Summer leans on cool, clean white fish and stamina foods.

  • Shinko — the baby gizzard shad (young kohada), the season’s first in July; pound for pound the most expensive fish in Tokyo, and a quiet contest over who serves it earliest.
  • Aji — horse mackerel at its fatty peak.
  • Isaki — chicken grunt, a prized early-summer white fish.
  • Anago — sea eel, soft and at its best in the warm months.
  • Hamo — pike conger, the soul of a Kyoto summer, painstakingly bone-cut.
  • Uni — Hokkaido sea urchin, richest in summer.
  • Unagi & ayu — freshwater eel (eaten on doyō no ushi for stamina) and sweetfish, the washoku stars of the heat.
  • Torigai — cockle; a spring shellfish whose season lingers into early summer.
A generous uni (sea urchin) nigiri on a stone plate
Summer — uni at its richest.
A torigai (cockle) nigiri, its dark-edged mantle glossy, on a hinoki counter
Early summer — torigai (cockle), its season lingering past spring.

Autumn (秋)

Autumn is the harvest — fish laying fat back on, and roe.

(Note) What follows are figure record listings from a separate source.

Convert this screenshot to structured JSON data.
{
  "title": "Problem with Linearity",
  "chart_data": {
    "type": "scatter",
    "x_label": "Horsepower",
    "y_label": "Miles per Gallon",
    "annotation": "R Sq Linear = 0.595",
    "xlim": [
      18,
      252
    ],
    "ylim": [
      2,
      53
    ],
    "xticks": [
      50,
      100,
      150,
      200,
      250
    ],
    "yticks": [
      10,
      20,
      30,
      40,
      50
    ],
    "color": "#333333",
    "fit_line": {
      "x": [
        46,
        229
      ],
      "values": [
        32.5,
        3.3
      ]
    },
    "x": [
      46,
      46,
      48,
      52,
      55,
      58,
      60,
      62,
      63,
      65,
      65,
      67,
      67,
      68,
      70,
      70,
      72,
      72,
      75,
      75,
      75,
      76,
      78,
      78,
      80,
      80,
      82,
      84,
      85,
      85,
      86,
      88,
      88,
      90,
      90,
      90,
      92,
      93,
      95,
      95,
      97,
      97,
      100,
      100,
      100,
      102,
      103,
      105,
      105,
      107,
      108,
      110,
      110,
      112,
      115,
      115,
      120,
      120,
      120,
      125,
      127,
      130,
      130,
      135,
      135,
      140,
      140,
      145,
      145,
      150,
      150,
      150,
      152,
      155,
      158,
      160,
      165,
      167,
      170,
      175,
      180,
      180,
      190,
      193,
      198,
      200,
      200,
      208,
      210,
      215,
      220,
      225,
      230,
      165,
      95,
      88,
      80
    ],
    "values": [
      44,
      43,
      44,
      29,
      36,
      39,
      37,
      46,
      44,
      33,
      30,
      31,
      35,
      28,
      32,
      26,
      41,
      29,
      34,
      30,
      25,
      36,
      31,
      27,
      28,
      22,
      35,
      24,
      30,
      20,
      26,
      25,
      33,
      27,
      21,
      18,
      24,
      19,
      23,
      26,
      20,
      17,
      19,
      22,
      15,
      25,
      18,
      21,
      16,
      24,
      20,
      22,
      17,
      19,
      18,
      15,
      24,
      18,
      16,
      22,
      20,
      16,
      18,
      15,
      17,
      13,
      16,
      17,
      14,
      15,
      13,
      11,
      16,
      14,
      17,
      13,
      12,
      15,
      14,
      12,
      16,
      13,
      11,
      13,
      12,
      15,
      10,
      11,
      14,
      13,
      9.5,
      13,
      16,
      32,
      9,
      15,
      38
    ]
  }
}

  • Sanma — Pacific saury, the fish of autumn, grilled whole with salt or pressed as nigiri.
  • Modori-gatsuo — the “returning bonito,” swimming back south fat and rich, the mirror image of spring’s lean hatsu-gatsuo.
  • Aki-saba — autumn mackerel, oily and superb.
  • Kohada — the gizzard shad now grown into its prime.
  • Ikura & sake — the autumn salmon run brings glistening salmon roe.
  • Kanpachi, mushrooms, chestnuts — the season’s harvest reaching the kitchen.
  • Kaki — oysters come into season as the cold arrives in late autumn, before peaking in winter.
A fatty sanma (Pacific saury) nigiri with silver skin and grated ginger on a stone plate
Autumn — fatty sanma (Pacific saury), with ginger.
A plump oyster (kaki) nigiri, glossy on the rice, on a pale stone plate
Late autumn — kaki (oyster), plump and at its best as the cold sets in.

Winter (冬)

Winter is fat and richness — the cold’s reward.

  • Honmaguro & ōtoro — bluefin at its yearly peak; the cold is what lays on the belly fat. (See the tuna guide.)
  • Buri — yellowtail as kan-buri (寒鰤), the winter king of Himi and the Hokuriku coast.
  • Hirame — flounder as kan-birame, its flesh tightened by the cold.
  • Tara & shirako — cod, and its prized milt (shirako), a winter luxury.
  • Fugu — pufferfish, the great winter ceremony of Japanese dining.
  • Kani — snow crab, the season’s centrepiece.
  • Ankō & ankimo — monkfish and its rich liver, the “foie gras of the sea.”
  • Kaki & nori — oysters at their plump best, and the winter-harvested nori that wraps the year’s finest gunkan.
  • Kaki (柿) — kaki again, a different kanji from the oyster: the persimmon, the fruit that so often closes a washoku meal in the cold months.
Slices of fatty pink kan-buri (winter yellowtail) sashimi with grated ginger in a ceramic bowl
Winter — kan-buri (寒鰤), winter yellowtail, served as a tsumami with grated raddish.
Two creamy lobes of shirako (cod milt) in ponzu with grated daikon and scallion, on a floral plate
Winter — shirako (cod milt), creamy and rich, in a tart ponzu.
Snow crab served in its own shell with crab miso, roe and a savoury jelly, garnished with edible flowers
Winter — snow crab dressed in its own shell, with its miso, roe, and a savoury jelly.
A crab gunkan, nori-wrapped sushi topped with snow crab leg, innards and orange roe A shirako gunkan, nori-wrapped sushi topped with creamy cod milt
And as sushi — snow crab (left) and shirako (right) as gunkan, side by side.
A slice of glossy ripe persimmon with a quenelle of cream on a ceramic plate
A washoku close — sliced persimmon (柿) with cream, the other kaki.

This is why a chef sources the way he does, and why the same counter rewards a return visit a season later. To eat the shun is to taste the year passing — and to understand that, at a Japanese counter, the calendar is the menu. (For where these fish come from, see meisanchi; for how they’re sequenced into a meal, the anatomy of a sushi omakase.)